原型のプロフェッショナルを魅了する
西のカリスマ造形ショップ&オーナー
ホビー店:怪物屋
吉尾さん:リュータービットの先の丸いものとか電動工具についているクロスさんのダイヤモンド工具は、レベルの差が顕著にあらわれます。これはひょっとすると一生保つかもしれないな、と。こういう溶着方法で、いいダイヤモンドでやったホビーツールがこれまであまりに日本にはなかった。そしたら玉村さんが、「実は僕こういうのやってるんですよ」って教えてくださって。僕はもともとアメリカに行って、ホビーツールを買っていたんですが、それがけっこう長持ちだったんですね。日本で一般的によく売られているダイヤモンド工具を使うと模型1個の完成まで保たないんです。

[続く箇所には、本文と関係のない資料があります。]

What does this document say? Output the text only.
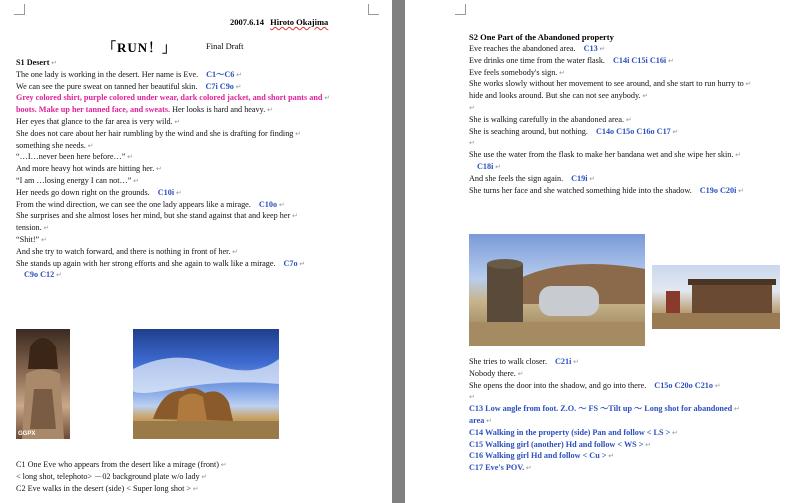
2007.6.14 Hiroto Okajima
「RUN！」	Final Draft
S1 Desert ↵
The one lady is working in the desert. Her name is Eve. C1～C6 ↵
We can see the pure sweat on tanned her beautiful skin. C7i C9o ↵
Grey colored shirt, purple colored under wear, dark colored jacket, and short pants and ↵
boots. Make up her tanned face, and sweats. Her looks is hard and heavy. ↵
Her eyes that glance to the far area is very wild. ↵
She does not care about her hair rumbling by the wind and she is drafting for finding ↵
something she needs. ↵
“…I…never been here before…” ↵
And more heavy hot winds are hitting her. ↵
“I am …losing energy I can not…” ↵
Her needs go down right on the grounds. C10i ↵
From the wind direction, we can see the one lady appears like a mirage. C10o ↵
She surprises and she almost loses her mind, but she stand against that and keep her ↵
tension. ↵
“Shit!” ↵
And she try to watch forward, and there is nothing in front of her. ↵
She stands up again with her strong efforts and she again to walk like a mirage. C7o ↵
C9o C12 ↵
GGPX
C1 One Eve who appears from the desert like a mirage (front) ↵
< long shot, telephoto> －02 background plate w/o lady ↵
C2 Eve walks in the desert (side) < Super long shot > ↵
S2 One Part of the Abandoned property
Eve reaches the abandoned area. C13 ↵
Eve drinks one time from the water flask. C14i C15i C16i ↵
Eve feels somebody's sign. ↵
She works slowly without her movement to see around, and she start to run hurry to ↵
hide and looks around. But she can not see anybody. ↵
↵
She is walking carefully in the abandoned area. ↵
She is seaching around, but nothing. C14o C15o C16o C17 ↵
↵
She use the water from the flask to make her bandana wet and she wipe her skin. ↵
C18i ↵
And she feels the sign again. C19i ↵
She turns her face and she watched something hide into the shadow. C19o C20i ↵
She tries to walk closer. C21i ↵
Nobody there. ↵
She opens the door into the shadow, and go into there. C15o C20o C21o ↵
↵
C13 Low angle from foot. Z.O. ～ FS ～Tilt up ～ Long shot for abandoned ↵
area ↵
C14 Walking in the property (side) Pan and follow < LS > ↵
C15 Walking girl (another) Hd and follow < WS > ↵
C16 Walking girl Hd and follow < Cu > ↵
C17 Eve's POV. ↵
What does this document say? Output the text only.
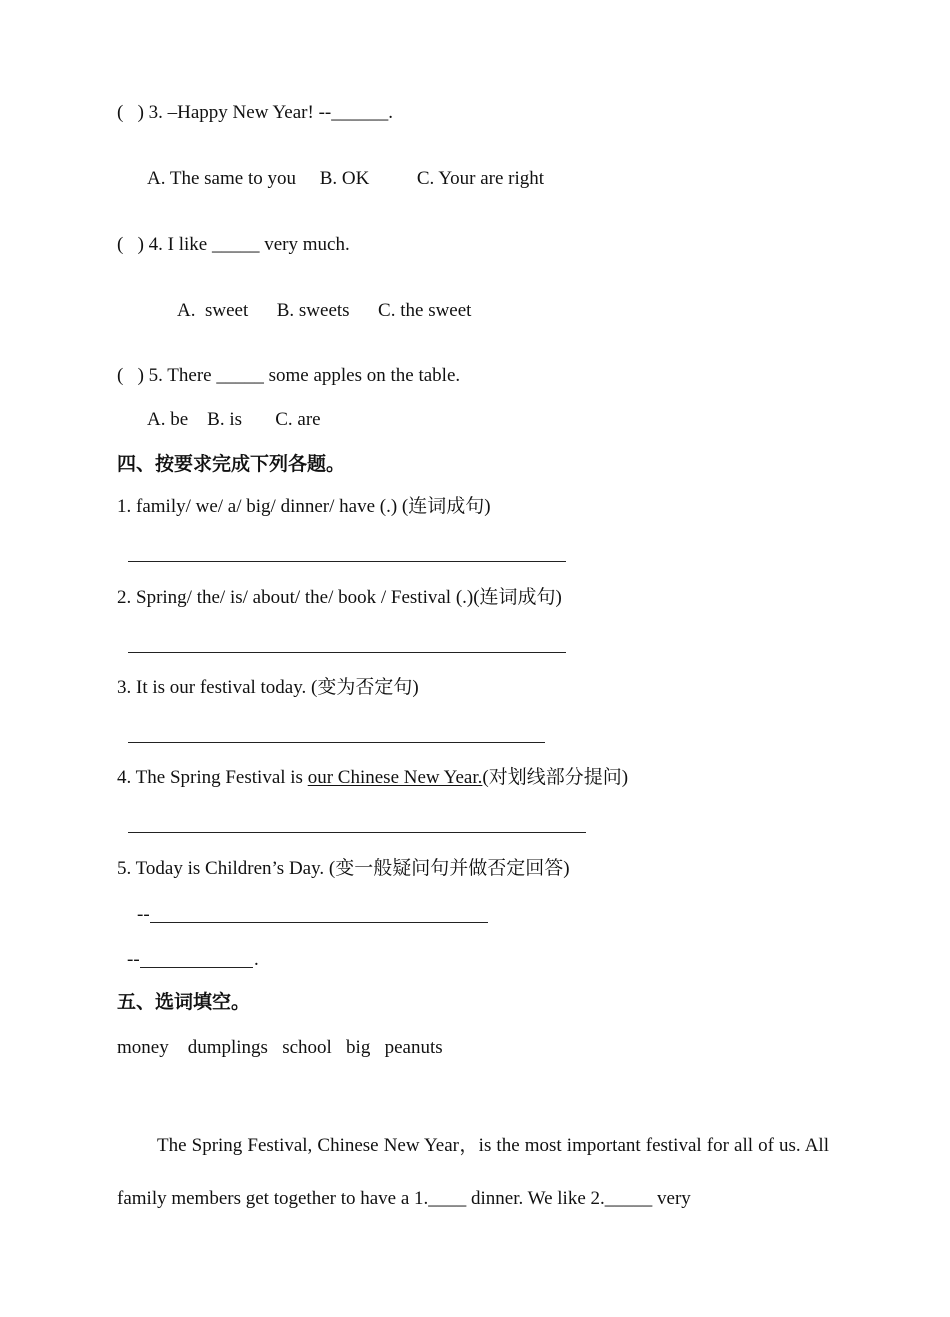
(   ) 3. –Happy New Year! --______.
A. The same to you     B. OK          C. Your are right
(   ) 4. I like _____ very much.
A.  sweet      B. sweets      C. the sweet
(   ) 5. There _____ some apples on the table.
A. be    B. is       C. are
四、按要求完成下列各题。
1. family/ we/ a/ big/ dinner/ have (.) (连词成句)
2. Spring/ the/ is/ about/ the/ book / Festival (.)(连词成句)
3. It is our festival today. (变为否定句)
4. The Spring Festival is our Chinese New Year.(对划线部分提问)
5. Today is Children’s Day. (变一般疑问句并做否定回答)
--
--	.
五、选词填空。
money    dumplings   school   big   peanuts
The Spring Festival, Chinese New Year，is the most important festival for all of us. All family members get together to have a 1.____ dinner. We like 2._____ very
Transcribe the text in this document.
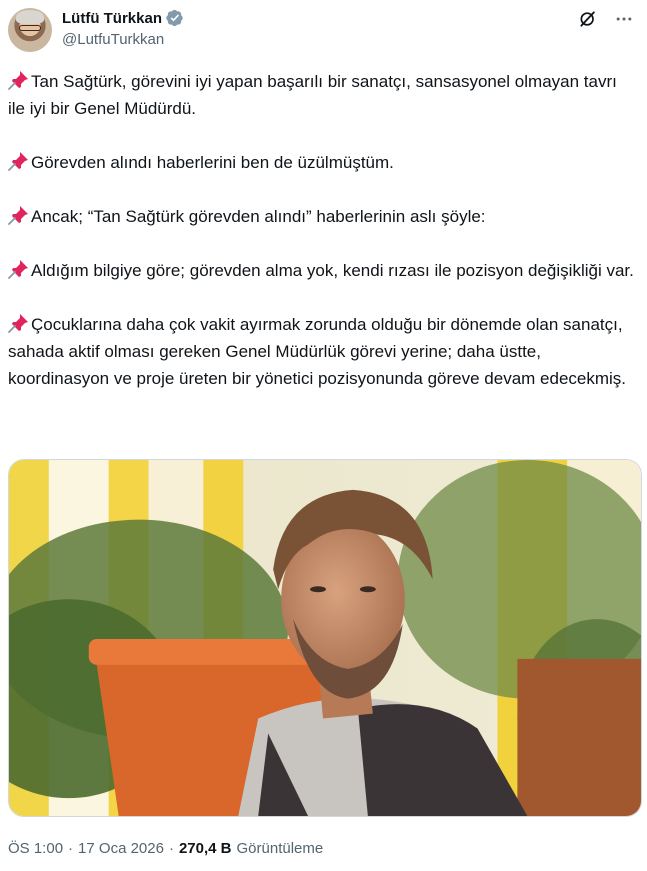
Lütfü Türkkan
@LutfuTurkkan

Tan Sağtürk, görevini iyi yapan başarılı bir sanatçı, sansasyonel olmayan tavrı ile iyi bir Genel Müdürdü.

Görevden alındı haberlerini ben de üzülmüştüm.

Ancak; “Tan Sağtürk görevden alındı” haberlerinin aslı şöyle:

Aldığım bilgiye göre; görevden alma yok, kendi rızası ile pozisyon değişikliği var.

Çocuklarına daha çok vakit ayırmak zorunda olduğu bir dönemde olan sanatçı, sahada aktif olması gereken Genel Müdürlük görevi yerine; daha üstte, koordinasyon ve proje üreten bir yönetici pozisyonunda göreve devam edecekmiş.

ÖS 1:00 · 17 Oca 2026 · 270,4 B Görüntüleme
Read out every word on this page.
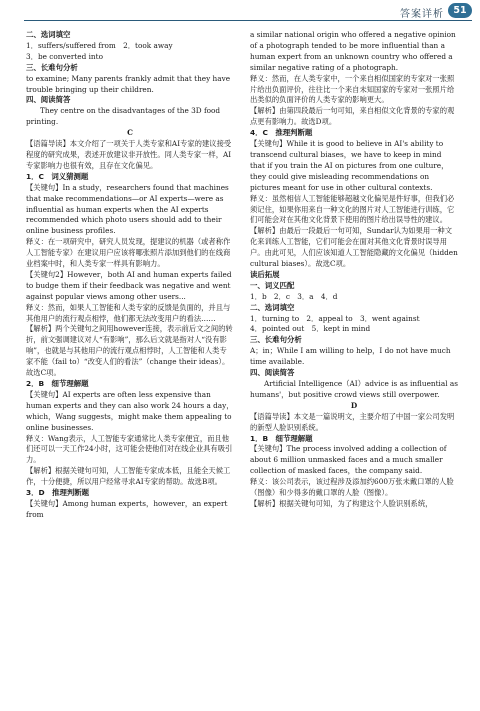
答案详析 51
二、选词填空
1．suffers/suffered from　2．took away
3．be converted into
三、长难句分析
to examine; Many parents frankly admit that they have trouble bringing up their children.
四、阅读简答
They centre on the disadvantages of the 3D food printing.
C
【语篇导读】本文介绍了一项关于人类专家和AI专家的建议接受程度的研究成果，表述开放建议非开放性。同人类专家一样，AI专家影响力也很有效，且存在文化偏见。
1．C　词义猜测题
【关键句】In a study，researchers found that machines that make recommendations—or AI experts—were as influential as human experts when the AI experts recommended which photo users should add to their online business profiles.
释义：在一项研究中，研究人员发现，提建议的机器（或者称作人工智能专家）在建议用户应该将哪张照片添加到他们的在线商业档案中时，和人类专家一样具有影响力。
【关键句2】However，both AI and human experts failed to budge them if their feedback was negative and went against popular views among other users...
释义：然而，如果人工智能和人类专家的反馈是负面的，并且与其他用户的流行观点相悖，他们都无法改变用户的看法……
【解析】两个关键句之间用however连接，表示前后文之间的转折，前文强调建议对人“有影响”，那么后文就是指对人“没有影响”，也就是与其他用户的流行观点相悖时，人工智能和人类专家不能（fail to）“改变人们的看法”（change their ideas）。故选C项。
2．B　细节理解题
【关键句】AI experts are often less expensive than human experts and they can also work 24 hours a day，which，Wang suggests，might make them appealing to online businesses.
释义：Wang表示，人工智能专家通常比人类专家便宜，而且他们还可以一天工作24小时，这可能会使他们对在线企业具有吸引力。
【解析】根据关键句可知，人工智能专家成本低，且能全天候工作，十分便捷，所以用户经常寻求AI专家的帮助。故选B项。
3．D　推理判断题
【关键句】Among human experts，however，an expert from
a similar national origin who offered a negative opinion of a photograph tended to be more influential than a human expert from an unknown country who offered a similar negative rating of a photograph.
释义：然而，在人类专家中，一个来自相似国家的专家对一张照片给出负面评价，往往比一个来自未知国家的专家对一张照片给出类似的负面评价的人类专家的影响更大。
【解析】由第四段最后一句可知，来自相似文化背景的专家的观点更有影响力。故选D项。
4．C　推理判断题
【关键句】While it is good to believe in AI's ability to transcend cultural biases，we have to keep in mind that if you train the AI on pictures from one culture，they could give misleading recommendations on pictures meant for use in other cultural contexts.
释义：虽然相信人工智能能够超越文化偏见是件好事，但我们必须记住，如果你用来自一种文化的图片对人工智能进行训练，它们可能会对在其他文化背景下使用的图片给出误导性的建议。
【解析】由最后一段最后一句可知，Sundar认为如果用一种文化来训练人工智能，它们可能会在面对其他文化背景时误导用户。由此可见，人们应该知道人工智能隐藏的文化偏见（hidden cultural biases）。故选C项。
读后拓展
一、词义匹配
1．b　2．c　3．a　4．d
二、选词填空
1．turning to　2．appeal to　3．went against
4．pointed out　5．kept in mind
三、长难句分析
A；in；While I am willing to help，I do not have much time available.
四、阅读简答
Artificial Intelligence（AI）advice is as influential as humans'，but positive crowd views still overpower.
D
【语篇导读】本文是一篇说明文，主要介绍了中国一家公司发明的新型人脸识别系统。
1．B　细节理解题
【关键句】The process involved adding a collection of about 6 million unmasked faces and a much smaller collection of masked faces，the company said.
释义：该公司表示，该过程涉及添加约600万张未戴口罩的人脸（图像）和少得多的戴口罩的人脸（图像）。
【解析】根据关键句可知，为了构建这个人脸识别系统，
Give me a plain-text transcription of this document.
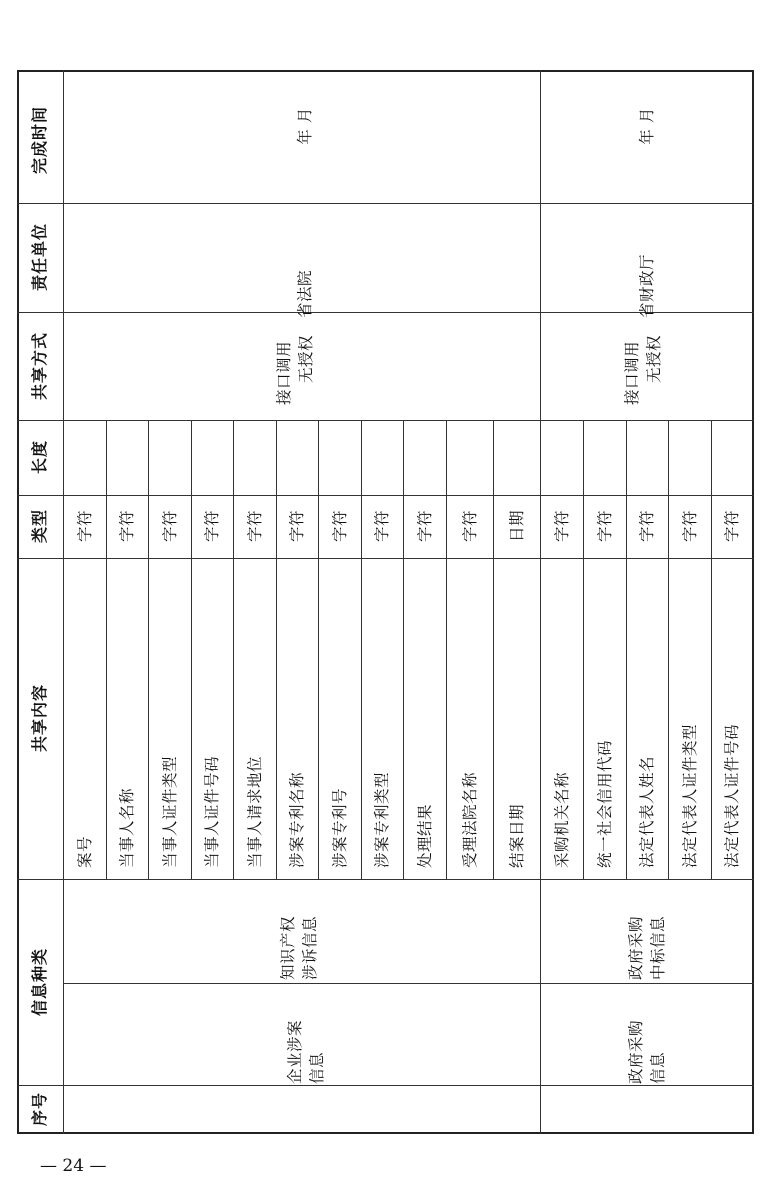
完成时间
责任单位
共享方式
长度
类型
共享内容
信息种类
序号
年 月
省法院
接口调用 无授权
知识产权 涉诉信息
企业涉案 信息
年 月
省财政厅
接口调用 无授权
政府采购 中标信息
政府采购 信息
案号
字符
当事人名称
字符
当事人证件类型
字符
当事人证件号码
字符
当事人请求地位
字符
涉案专利名称
字符
涉案专利号
字符
涉案专利类型
字符
处理结果
字符
受理法院名称
字符
结案日期
日期
采购机关名称
字符
统一社会信用代码
字符
法定代表人姓名
字符
法定代表人证件类型
字符
法定代表人证件号码
字符
— 24 —
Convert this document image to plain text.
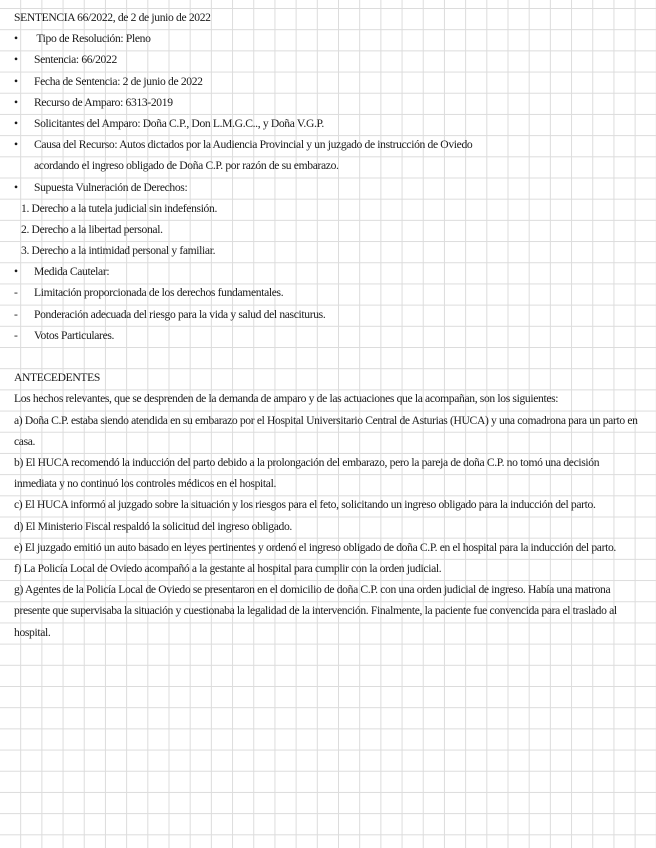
SENTENCIA 66/2022, de 2 de junio de 2022
•	Tipo de Resolución: Pleno
•	Sentencia: 66/2022
•	Fecha de Sentencia: 2 de junio de 2022
•	Recurso de Amparo: 6313-2019
•	Solicitantes del Amparo: Doña C.P., Don L.M.G.C.., y Doña V.G.P.
•	Causa del Recurso: Autos dictados por la Audiencia Provincial y un juzgado de instrucción de Oviedo
acordando el ingreso obligado de Doña C.P. por razón de su embarazo.
•	Supuesta Vulneración de Derechos:
1. Derecho a la tutela judicial sin indefensión.
2. Derecho a la libertad personal.
3. Derecho a la intimidad personal y familiar.
•	Medida Cautelar:
-	Limitación proporcionada de los derechos fundamentales.
-	Ponderación adecuada del riesgo para la vida y salud del nasciturus.
-	Votos Particulares.
ANTECEDENTES
Los hechos relevantes, que se desprenden de la demanda de amparo y de las actuaciones que la acompañan, son los siguientes:
a) Doña C.P. estaba siendo atendida en su embarazo por el Hospital Universitario Central de Asturias (HUCA) y una comadrona para un parto en casa.
b) El HUCA recomendó la inducción del parto debido a la prolongación del embarazo, pero la pareja de doña C.P. no tomó una decisión inmediata y no continuó los controles médicos en el hospital.
c) El HUCA informó al juzgado sobre la situación y los riesgos para el feto, solicitando un ingreso obligado para la inducción del parto.
d) El Ministerio Fiscal respaldó la solicitud del ingreso obligado.
e) El juzgado emitió un auto basado en leyes pertinentes y ordenó el ingreso obligado de doña C.P. en el hospital para la inducción del parto.
f) La Policía Local de Oviedo acompañó a la gestante al hospital para cumplir con la orden judicial.
g) Agentes de la Policía Local de Oviedo se presentaron en el domicilio de doña C.P. con una orden judicial de ingreso. Había una matrona presente que supervisaba la situación y cuestionaba la legalidad de la intervención. Finalmente, la paciente fue convencida para el traslado al hospital.
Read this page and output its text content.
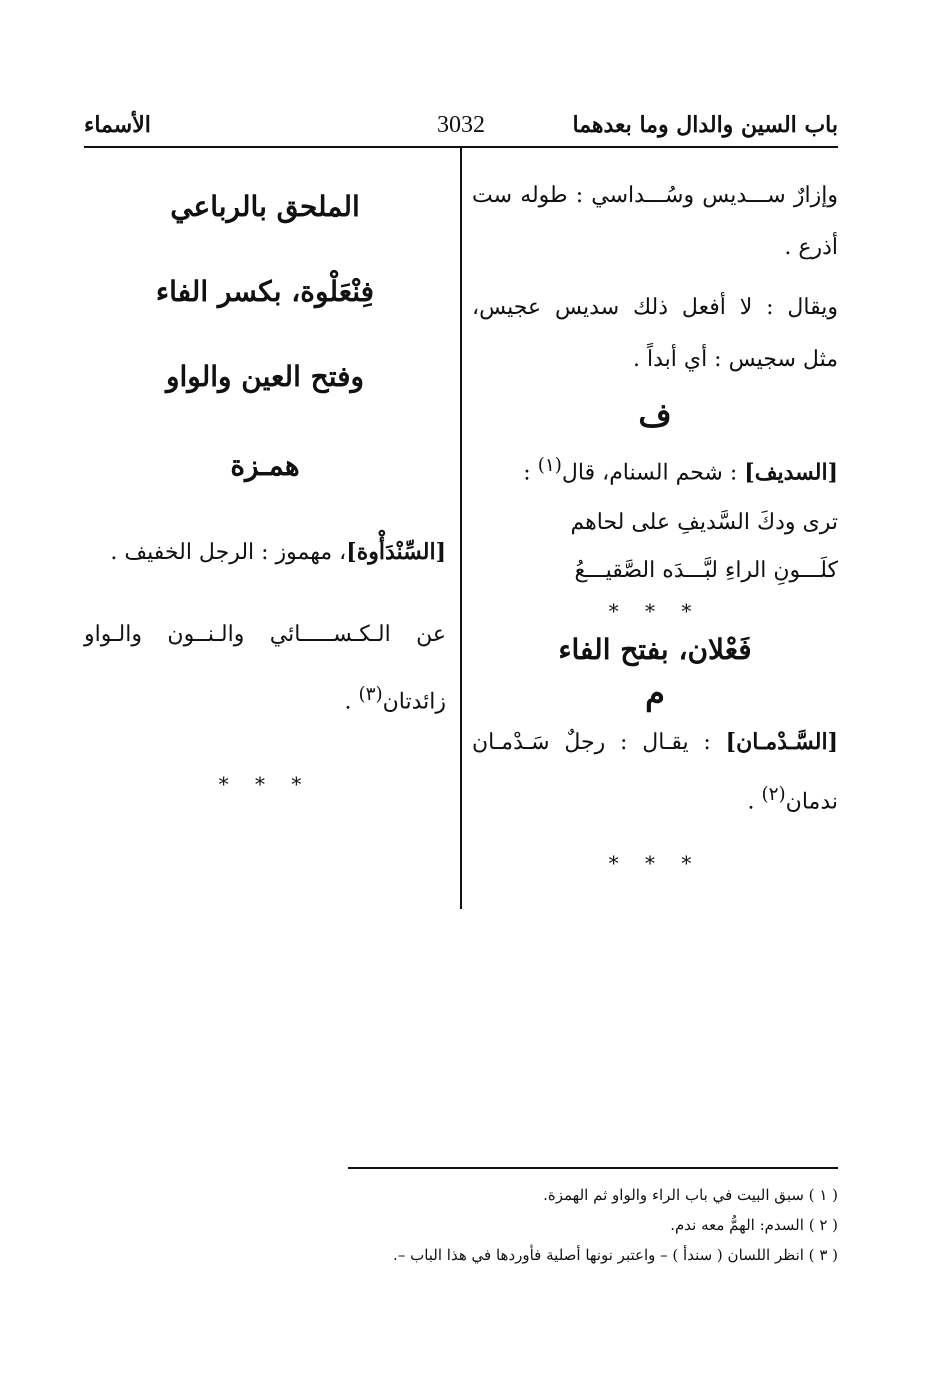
باب السين والدال وما بعدهما
3032
الأسماء

وإزارٌ ســـديس وسُـــداسي : طوله ست أذرع .

ويقال : لا أفعل ذلك سديس عجيس، مثل سجيس : أي أبداً .

ف

[السديف] : شحم السنام، قال$^{(١)}$ :

ترى ودكَ السَّديفِ على لحاهم

كلَـــونِ الراءِ لبَّـــدَه الصَّقيـــعُ

* * *

فَعْلان، بفتح الفاء

م

[السَّـدْمـان] : يقـال : رجلٌ سَـدْمـان ندمان$^{(٢)}$ .

* * *

الملحق بالرباعي

فِنْعَلْوة، بكسر الفاء

وفتح العين والواو

همـزة

[السِّنْدَأْوة]، مهموز : الرجل الخفيف .

عن الـكـســـــائي والـنــون والـواو زائدتان$^{(٣)}$ .

* * *

( ١ ) سبق البيت في باب الراء والواو ثم الهمزة.
( ٢ ) السدم: الهمُّ معه ندم.
( ٣ ) انظر اللسان ( سندأ ) – واعتبر نونها أصلية فأوردها في هذا الباب –.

使い慣れた形状で常に切削性が変わらない方が、コントロールしやすいし、自分の求める面を出しやすい。
電動の次に、粘土の造型ジャンルで一番使われているのがパジコさんのステンレス細工棒だったので、そのヤスリがあったらもっと表面仕上げが楽になるな。このダイヤ塗装のステンレス細工棒はプラモデルにも使えるんですよ。飛行機のプラモデルとかって三次局面だらけなんで、ボディと羽の間が削れたりするんですよね。そういう部分の継ぎ目消しをみんなやりにくそうにやっている。だから、こういう曲線を持ったスパチュラにダイヤモンドやすりをつけたらいいなと。
また、プラスチックモデルの金型なども、スパチュラ形状のヤスリを使っていたりします。シェア的には彫金含め、非常に多様に使えると思います。
パジコ木村:そりゃ、本当にありがたいお声ですね。
吉尾さん:作品をつくるほうもありがたいはずなんですよ。最後まで仕上げができるので。これまでのサンドペーパーは削りたくないところまで凹んだりするんですよね。 実は、(ごそごそ)僕はこういうのを自作していまして(秘密)。
現在のところ企業秘密ですが、とてもいいアイデアの吉尾氏のツール。
パジコ木村:おお!これは!!
吉尾さん:コレを自由に切ってですね。鋭角のところを出すんですね。これを切って鋭角にすると、削りたいものの際まで行くんですよ。便利でしょ。ずっとプラモデル作ってて車のボディの窓の部分の削りにくい部分の仕上げができるんですよね。これは垂直が綺麗に出るんですね。だから、垂直はコレ。三次局面はスパチュラだといいなあと。
パジコ木村:ほほお!これは使いやすいですね。しかし、こうやって違いのわかるいい製品を作っても、安い外国産に圧される状態なのが辛いですね。
吉尾さん:そうなんですよ。いまのホビー人口は子どもより大人の方が多いんですけど、チープに抑えすぎなものが多くて。本当に大人が使う道具ですから、ずっと使えるほうがいい決まっているんですよ。ところがすぐにだめになり、結果的には毎回買い足して高価なものになる。「コレ!」っていうものを買って、長く使っていくうちに本当に自分の道具になっていくのが本当の道具だと僕は考えているんですよね。
パジコ木村:道具って本当にそうですよね。昔のデザイナーは面相筆を1本使い出すと、慣らすまで大変なんですよ。うっかり切ると、一本の毛でも使えなくなっちゃってねー。 しかし、ご趣味で現在のこうしたお店をなさっておられて、ここまで多くの原型師の方がいらっしゃるのはすごいですね。
店内には優れた造形作家の作品がところ狭しと並ぶ。
大山竜氏の作品。LEDを内部に点灯させたゴジラ。